The diagnosis of sleep apnea in patients with moderate to severe COPD cannot rely on nocturnal oximetry alone, even when typical cyclical changes in saturation are seen on oximetry tracing. When suspecting an overlap syndrome, a full-night, in-laboratory PSG should be obtained.
慢性阻塞性肺疾病(COPD)和睡眠呼吸暂停是常见的病症,且常同时存在。对睡眠呼吸暂停的正确诊断可能会影响 COPD 患者的管理和预后。
确定家庭夜间血氧饱和度测定在中重度 COPD 患者中用于鉴别单纯 COPD 所致夜间低氧血症与睡眠呼吸暂停所致夜间低氧血症的准确性,这些患者有明显的夜间低氧血症且伴有饱和度的周期性变化。
本研究比较了中重度 COPD 患者的家庭夜间血氧饱和度测定和实验室多导睡眠图(PSG),这些患者正在考虑进行夜间氧疗试验。

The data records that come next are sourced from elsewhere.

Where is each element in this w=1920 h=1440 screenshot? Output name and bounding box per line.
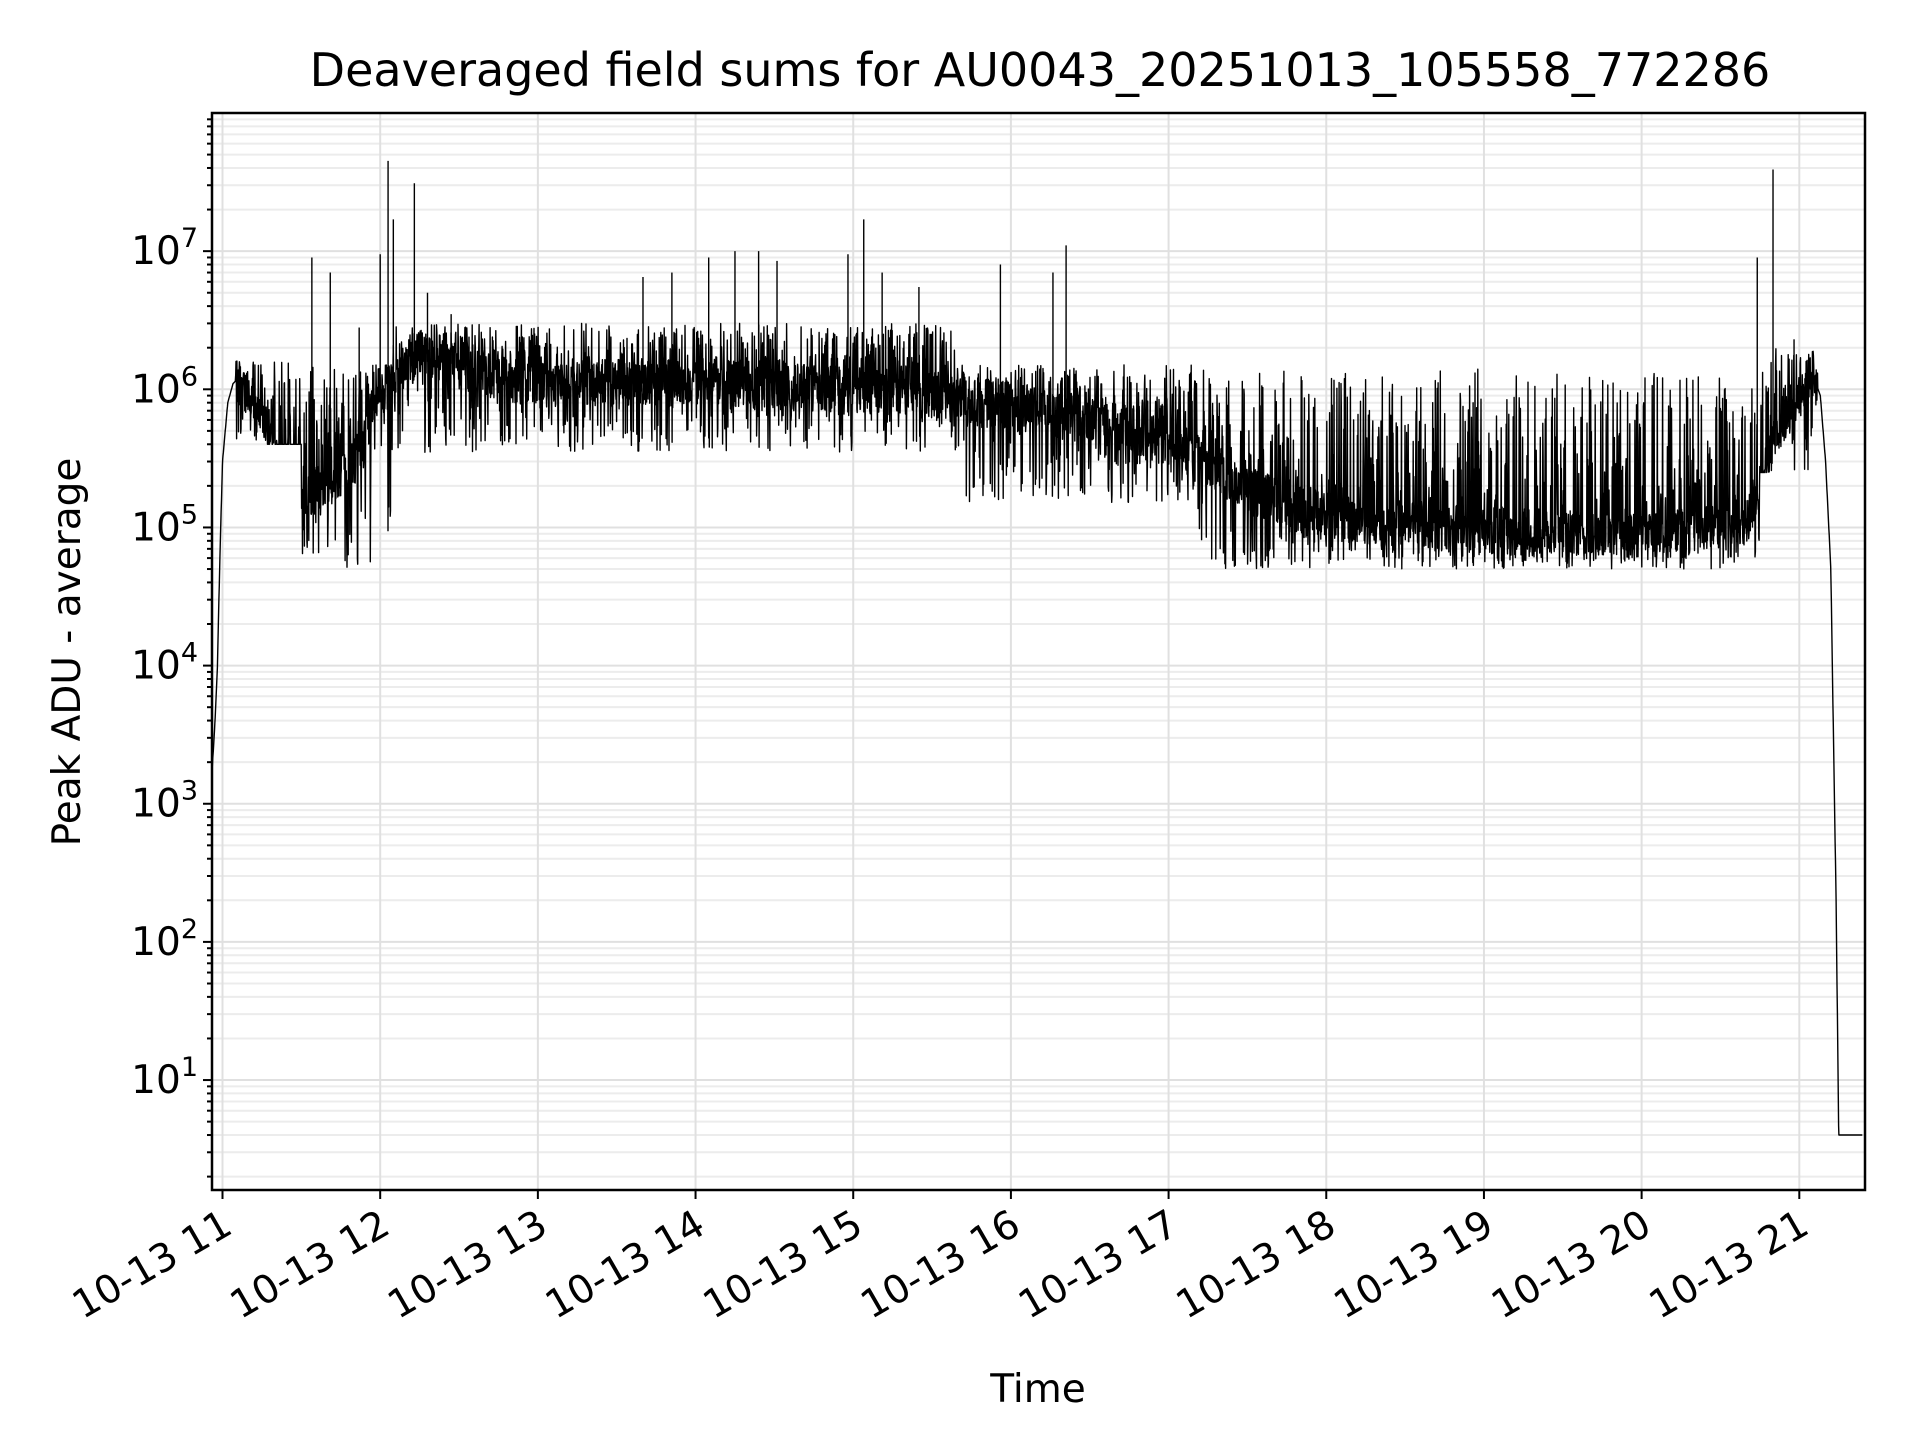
plot-frame xyxy=(210,111,1867,1192)
x-tick-label: 10-13 21 xyxy=(1642,1202,1816,1329)
x-tick-label: 10-13 20 xyxy=(1484,1202,1658,1329)
x-tick-label: 10-13 13 xyxy=(381,1202,555,1329)
plot-area xyxy=(211,160,1863,1136)
x-tick-label: 10-13 16 xyxy=(854,1202,1028,1329)
x-tick-label: 10-13 11 xyxy=(65,1202,239,1329)
y-tick-label: 105 xyxy=(131,499,198,550)
x-tick-label: 10-13 17 xyxy=(1011,1202,1185,1329)
x-tick-label: 10-13 15 xyxy=(696,1202,870,1329)
chart-title: Deaveraged field sums for AU0043_2025101… xyxy=(310,43,1771,97)
x-tick-label: 10-13 19 xyxy=(1327,1202,1501,1329)
y-tick-label: 104 xyxy=(131,638,198,689)
grid xyxy=(212,113,1865,1190)
y-tick-label: 103 xyxy=(131,776,198,827)
y-axis: 101 102 103 104 105 106 107 xyxy=(131,118,212,1178)
x-tick-label: 10-13 12 xyxy=(223,1202,397,1329)
x-tick-label: 10-13 18 xyxy=(1169,1202,1343,1329)
series-line xyxy=(211,322,1863,1136)
x-axis-label: Time xyxy=(989,1367,1085,1412)
y-axis-label: Peak ADU - average xyxy=(45,458,90,847)
x-tick-label: 10-13 14 xyxy=(538,1202,712,1329)
y-tick-label: 106 xyxy=(131,361,198,412)
y-tick-label: 107 xyxy=(131,223,198,274)
y-tick-label: 102 xyxy=(131,914,198,965)
y-tick-label: 101 xyxy=(131,1052,198,1103)
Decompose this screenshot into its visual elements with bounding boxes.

所有患者均有明显的夜间低氧血症(定义为 30%以上的记录时间经皮动脉血氧饱和度<90%),且饱和度呈周期性变化,提示睡眠呼吸暂停。
90 例患者进行了 PSG 检查;45 例患者(平均年龄 68 岁,标准差 8;71%为男性;平均 1 秒用力呼气量占预计值的百分比[FEV1]为 50.6%,标准差 18.6%;41 例患者的数据)符合睡眠呼吸暂停标准(平均呼吸暂停低通气指数[AHI]为 32.6 次/小时,标准差 19.9),45 例患者(平均年龄 69 岁,标准差 8;87%为男性;平均 FEV1 预测值 44.6%,标准差 15%)不符合(平均 AHI 为 5.5 次/小时,标准差 3.8)。PSG 结果显示,患者的特征(包括人口统计学、人体测量学和生理学指标)均不能预测睡眠呼吸暂停的诊断。
即使在血氧饱和度监测图上出现典型的饱和度周期性变化,中重度 COPD 患者的睡眠呼吸暂停诊断也不能仅依靠夜间血氧饱和度测定。当怀疑重叠综合征时,应进行整夜的实验室 PSG 检查。